A study conducted late last year by Washington State University researchers Rob Wielgus and data analyst Kaylie Peebles found that lethal control of wolves actually leads to more dead sheep and cattle in the long run.

Wielgus and Peebles looked at 25 years of data, concerning lethal control of wolves, from U.S. Fish and Wildlife Services Interagency Annual Wolf Reports in Montana, Wyoming and Idaho. They found that killing one wolf increases the odds of predations 4 percent for sheep and 5 to 6 percent for cattle the following year. If 20 wolves are killed, livestock deaths double.

Moreover, the researchers wrote that the rate of wolf mortality "is unsustainable and cannot be carried out indefinitely if federal re-listing of wolves is to be avoided."

Wolves Help Grizzly Bears Get Berries

Fear of wolves appears to be entrenched in our culture, but wolf experts like Stone hope to replace old myths with present day truths. One, according to Stone and Yellowstone Wolf Project wildlife biologist Doug Smith, is that reintroduction of gray wolves into Yellowstone National Park in 1995 has been boosting the overall food chain. Smith and colleagues’ research is documented in the short film "How Wolves Change Rivers."

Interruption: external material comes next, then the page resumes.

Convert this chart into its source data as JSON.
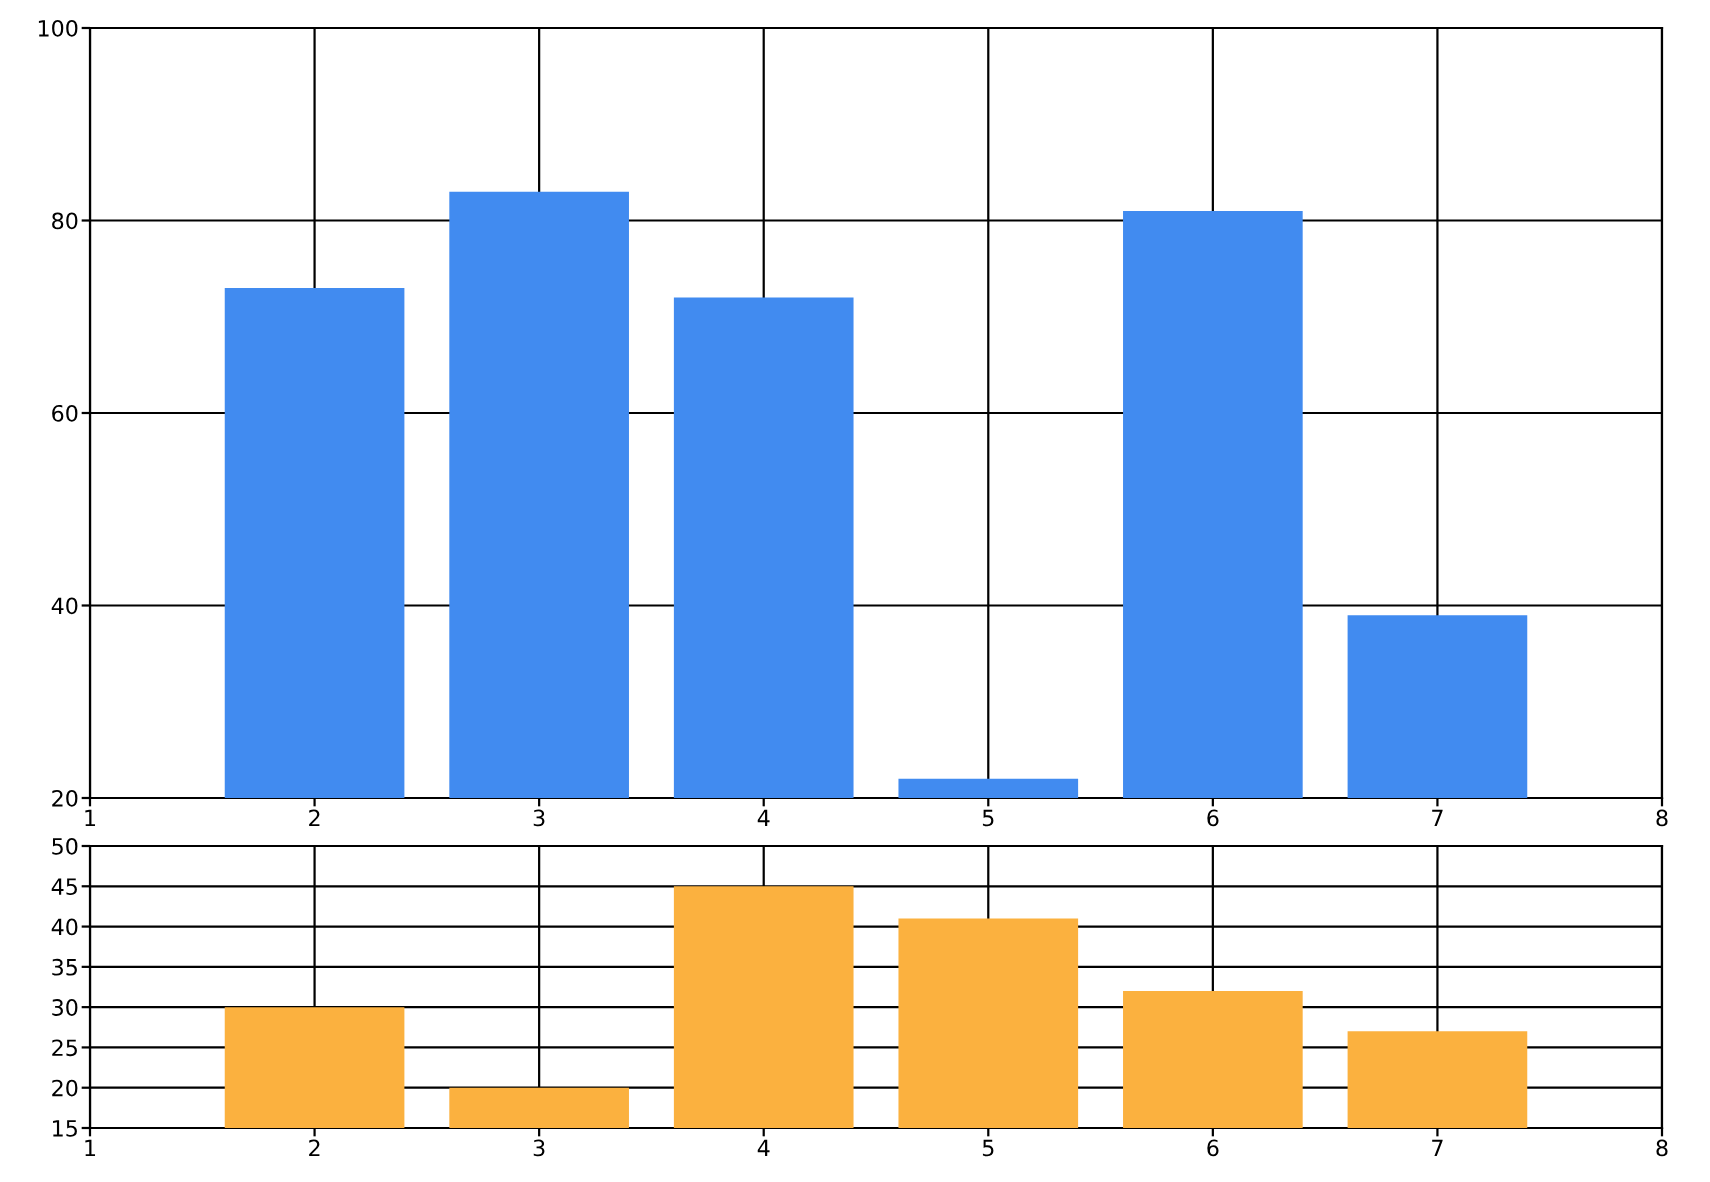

Because the presence of wolves affects where grazing animals feed, trees and plants in valleys and gorges at Yellowstone where deer and elk previously had collected are now regenerating, according to the research. Songbirds and beavers are returning. Because beavers help to provide habitat for other animals -- such as muskrats, ducks, fish, reptiles and amphibians -- these animals also got an indirect boost from the reintroduction of wolves.

As Stone said, "We need to respect these keystone predators, instead of going back to an archaic past."